Cambalache


Cambalache est une chanson écrite par Enrique Santos Discépolo, en 1934, en argot de Buenos Aires, le lunfardo… la langue des pauvres, des prolétaires, des exilés, des rejetés, de ceux qui ont tant voulu croire à l’Eldorado, avant de se retrouver aux champs de sol a sol, ou dans les mines, ou en usine… le lunfardo c’est la langue du tango qui chante nos misères et nos espoirs… avant d’être stylisé, censuré, castré, aseptisé, dans les salons bourgeois. Comme tous les blues, rebetiko, fado, etc., le tango a subi des répressions sévères, dans l’entre-deux guerres, avant de devenir présentable et promotionné par l’Etat argentin. Avant de devenir une marchandise culturelle très rentable.

Mais parfois, filtre un cri, comme ce Cambalache, qui nous rappelle à la contestation, à la protestation, à la critique de ce monde brutal.
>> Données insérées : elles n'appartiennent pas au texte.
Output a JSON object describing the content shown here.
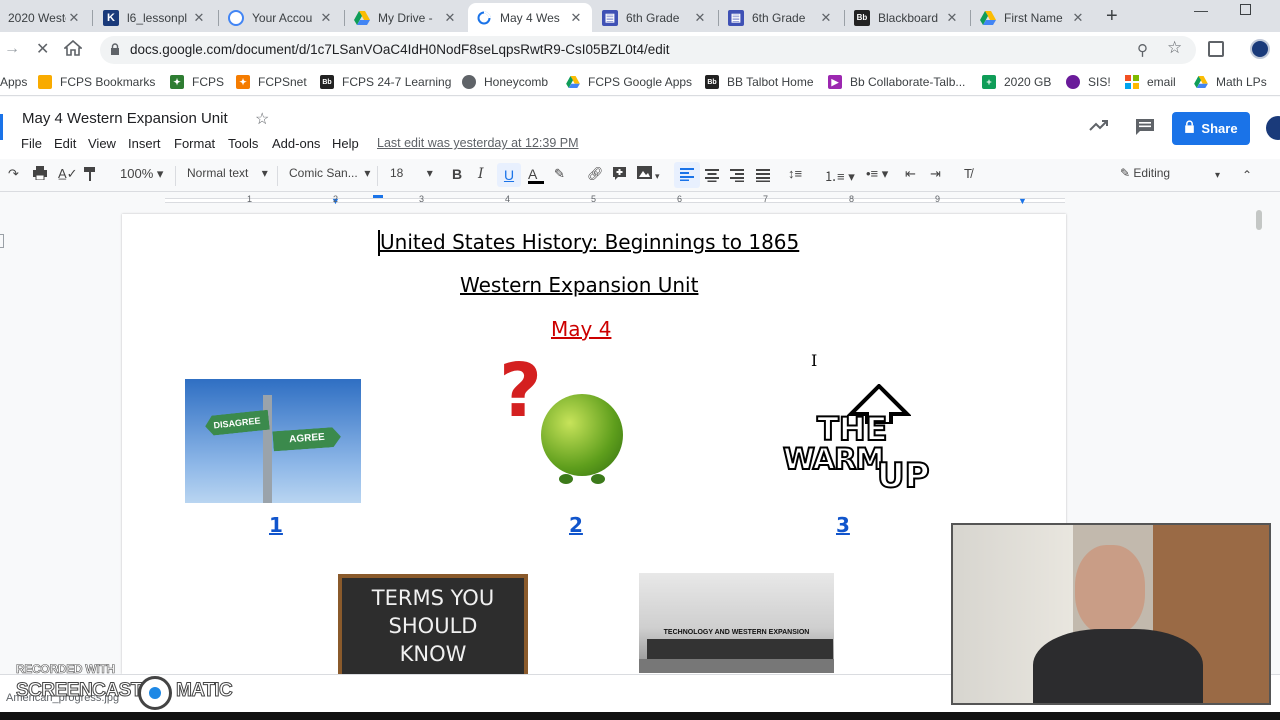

Le titre signifie en gros Bric-à-Brac, Brocante ou Marché aux puces . Voici le commentaire d’un camarade sur cette chanson : « Ce petit métèque (dixit ses ennemis fascistoïdes) d’Enrique Discepolo a sans doute écrit le plus beau tango du monde qui tourne en ridicule, l’église, les possédants, les militaires et les gouvernants. N’oublions pas que l’Argentine sort de la « décade infâme » d’une bande de sabreurs. Ce tango, écrit en Lunfardo, a passé la censure et été chanté, entre autre, par Carlos Gardel, Julio Sosa ou même Piazzola qui fermait les yeux sur la dictature. »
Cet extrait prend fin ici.